As Eleven Madison Park soared to new heights in 2012, Guidara, Humm, and Robitschek established what are now the Elephant Bar and the NoMad Restaurant, both located in the NoMad Hotel in Manhattan (@TheNoMadHotel). Two years later, the space expanded and the NoMad Bar was born. In 2018, for the second year in a row, NoMad was chosen as the Best Bar in North America and one of the top five in the world, by William Reed.
Suffice to say, Robitschek knows how to make a damn good cocktail. Today he is one of the most important names in contemporary mixology, earning countless awards. Now he’s in Los Angeles, where he’s the beverage director of Giannini Bar, nestled within the historic Bank of Italy building in downtown LA. It is but one of three cocktail programs he’s overseeing at the site, inside the NoMad Hotel Los Angeles.
As soon as he arrived, Robitschek says he hit the farmer’s markets, desperate to see what the region had to offer. “I was inspired by the ingredients I was touching and tasting. I wanted to create cocktails to complement the flavors.”
Paying homage to a bar’s surroundings has long driven Robitschek’s creativity. When creating the original cocktail program at the New York NoMad, he sought inspiration from the city’s gloriously sleazy past. All the cocktails on the opening menu were named after brothels that had operated in the area.
Robitschek also draws on sensory memory for inspiration where drinks are transformative experiences, representations of periods long vanished. For instance, The Pico and Robertson (right) references his Jewish grandmother, who would bake “these special chocolate-coconut macaroons. We would sit together and eat them with coffee. I wanted a cocktail that had all these flavors. It is homage to her.”
Born in Venezuela, Robitschek’s family moved to Miami when he was 5. A few years later, he declared his intentions to move to the Big Apple. “I was 7 when I first came to the city.
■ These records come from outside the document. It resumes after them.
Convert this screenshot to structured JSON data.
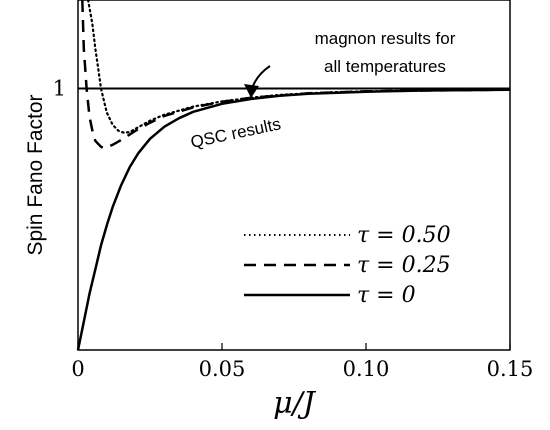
{
  "chart_data": {
    "type": "line",
    "xlabel": "μ/J",
    "ylabel": "Spin Fano Factor",
    "xlim": [
      0,
      0.15
    ],
    "ylim": [
      0.35,
      1.22
    ],
    "x_ticks": [
      {
        "value": 0,
        "label": "0"
      },
      {
        "value": 0.05,
        "label": "0.05"
      },
      {
        "value": 0.1,
        "label": "0.10"
      },
      {
        "value": 0.15,
        "label": "0.15"
      }
    ],
    "y_ticks": [
      {
        "value": 1,
        "label": "1"
      }
    ],
    "grid": false,
    "legend_position": "lower-right",
    "series": [
      {
        "name": "τ = 0.50",
        "style": "dotted",
        "points": [
          [
            0.0035,
            1.22
          ],
          [
            0.005,
            1.16
          ],
          [
            0.006,
            1.1
          ],
          [
            0.007,
            1.05
          ],
          [
            0.008,
            1.0
          ],
          [
            0.01,
            0.94
          ],
          [
            0.012,
            0.91
          ],
          [
            0.014,
            0.895
          ],
          [
            0.016,
            0.89
          ],
          [
            0.018,
            0.892
          ],
          [
            0.02,
            0.9
          ],
          [
            0.025,
            0.92
          ],
          [
            0.03,
            0.935
          ],
          [
            0.04,
            0.955
          ],
          [
            0.05,
            0.968
          ],
          [
            0.06,
            0.977
          ],
          [
            0.07,
            0.984
          ],
          [
            0.08,
            0.988
          ],
          [
            0.09,
            0.991
          ],
          [
            0.1,
            0.993
          ],
          [
            0.12,
            0.995
          ],
          [
            0.15,
            0.997
          ]
        ]
      },
      {
        "name": "τ = 0.25",
        "style": "dashed",
        "points": [
          [
            0.0015,
            1.22
          ],
          [
            0.002,
            1.1
          ],
          [
            0.003,
            1.0
          ],
          [
            0.004,
            0.93
          ],
          [
            0.005,
            0.895
          ],
          [
            0.006,
            0.87
          ],
          [
            0.008,
            0.855
          ],
          [
            0.009,
            0.852
          ],
          [
            0.01,
            0.853
          ],
          [
            0.012,
            0.86
          ],
          [
            0.015,
            0.872
          ],
          [
            0.02,
            0.895
          ],
          [
            0.025,
            0.915
          ],
          [
            0.03,
            0.932
          ],
          [
            0.04,
            0.953
          ],
          [
            0.05,
            0.967
          ],
          [
            0.06,
            0.977
          ],
          [
            0.08,
            0.988
          ],
          [
            0.1,
            0.993
          ],
          [
            0.12,
            0.995
          ],
          [
            0.15,
            0.997
          ]
        ]
      },
      {
        "name": "τ = 0",
        "style": "solid",
        "points": [
          [
            0,
            0.35
          ],
          [
            0.002,
            0.42
          ],
          [
            0.004,
            0.49
          ],
          [
            0.006,
            0.55
          ],
          [
            0.008,
            0.61
          ],
          [
            0.01,
            0.66
          ],
          [
            0.012,
            0.705
          ],
          [
            0.015,
            0.76
          ],
          [
            0.018,
            0.805
          ],
          [
            0.021,
            0.84
          ],
          [
            0.025,
            0.875
          ],
          [
            0.03,
            0.905
          ],
          [
            0.035,
            0.926
          ],
          [
            0.04,
            0.942
          ],
          [
            0.05,
            0.962
          ],
          [
            0.06,
            0.974
          ],
          [
            0.07,
            0.982
          ],
          [
            0.08,
            0.987
          ],
          [
            0.1,
            0.992
          ],
          [
            0.12,
            0.995
          ],
          [
            0.15,
            0.997
          ]
        ]
      },
      {
        "name": "",
        "style": "solid-reference",
        "points": [
          [
            0,
            1
          ],
          [
            0.15,
            1
          ]
        ]
      }
    ],
    "legend": [
      {
        "label": "τ = 0.50",
        "style": "dotted"
      },
      {
        "label": "τ = 0.25",
        "style": "dashed"
      },
      {
        "label": "τ = 0",
        "style": "solid"
      }
    ],
    "annotations": [
      {
        "text_lines": [
          "magnon results for",
          "all temperatures"
        ],
        "arrow_to": [
          0.06,
          1.0
        ]
      },
      {
        "text": "QSC results",
        "rotation_deg": -12
      }
    ]
  }
}
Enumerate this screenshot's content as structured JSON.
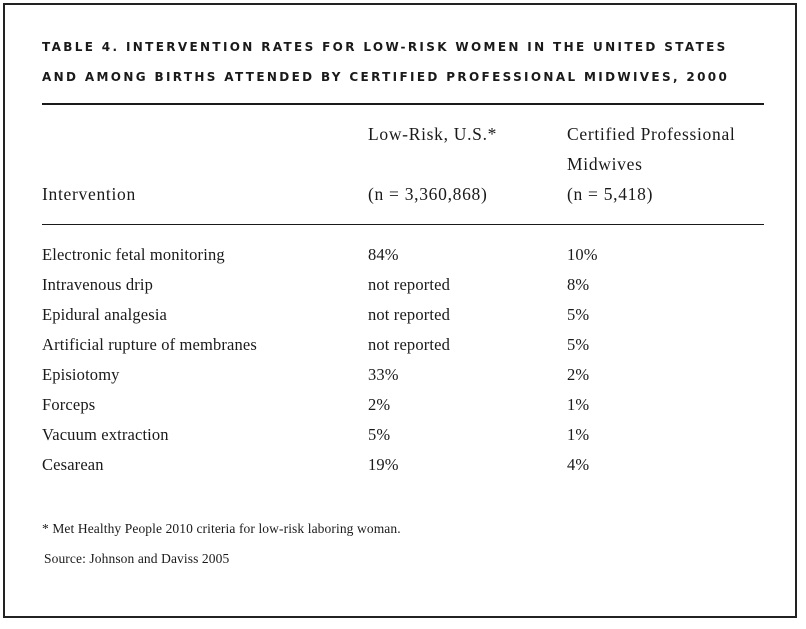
{
  "table": {
    "title_line1": "TABLE 4. INTERVENTION RATES FOR LOW-RISK WOMEN IN THE UNITED STATES",
    "title_line2": "AND AMONG BIRTHS ATTENDED BY CERTIFIED PROFESSIONAL MIDWIVES, 2000",
    "headers": {
      "intervention": "Intervention",
      "lowrisk_line1": "Low-Risk, U.S.*",
      "lowrisk_line2": "(n = 3,360,868)",
      "cpm_line1": "Certified Professional",
      "cpm_line2": "Midwives",
      "cpm_line3": "(n = 5,418)"
    },
    "rows": [
      {
        "intervention": "Electronic fetal monitoring",
        "lowrisk": "84%",
        "cpm": "10%"
      },
      {
        "intervention": "Intravenous drip",
        "lowrisk": "not reported",
        "cpm": "8%"
      },
      {
        "intervention": "Epidural analgesia",
        "lowrisk": "not reported",
        "cpm": "5%"
      },
      {
        "intervention": "Artificial rupture of membranes",
        "lowrisk": "not reported",
        "cpm": "5%"
      },
      {
        "intervention": "Episiotomy",
        "lowrisk": "33%",
        "cpm": "2%"
      },
      {
        "intervention": "Forceps",
        "lowrisk": "2%",
        "cpm": "1%"
      },
      {
        "intervention": "Vacuum extraction",
        "lowrisk": "5%",
        "cpm": "1%"
      },
      {
        "intervention": "Cesarean",
        "lowrisk": "19%",
        "cpm": "4%"
      }
    ],
    "footnote": "*  Met Healthy People 2010 criteria for low-risk laboring woman.",
    "source": "Source: Johnson and Daviss 2005"
  }
}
I said to my mom ‘one day I will live here.’” He arrived soon after graduating from the University of Miami.
Robitschek joined Eleven Madison Park almost a decade before its famous revival. “There was nobody really running the [drinks] program and the menu hadn’t changed since it opened in 1998. So I started playing around.”
When Guidara and Humm took over, Robitschek retained his independence and creative freedom. “They were supportive and allowed me to [experiment].” Happy to do so, he became head bartender, and then bar manager. Then the duo invited Robitschek to join the NoMad team. He agreed. The NoMad Hotel Bar and Restaurant opened in New York in 2012, now it also has locations in Los Angeles and Las Vegas.
The Pico and Robertson
5 drops saline solution (20 percent)
1 tablespoon cold brew coffee
.5 ounces Dolin Blanc Vermouth de Chambery
.75 ounces Carpano Punt E Mes Italian vermouth
.75 ounces Yellow Chartreuse liqueur
.75 ounces coconut-infused Michter’s US1 Kentucky Straight Bourbon
Combine all ingredients in a mixing glass, add ice and stir. Pour into a rocks glass with a two-inch clear ice cube and garnish with a pinch of sea salt.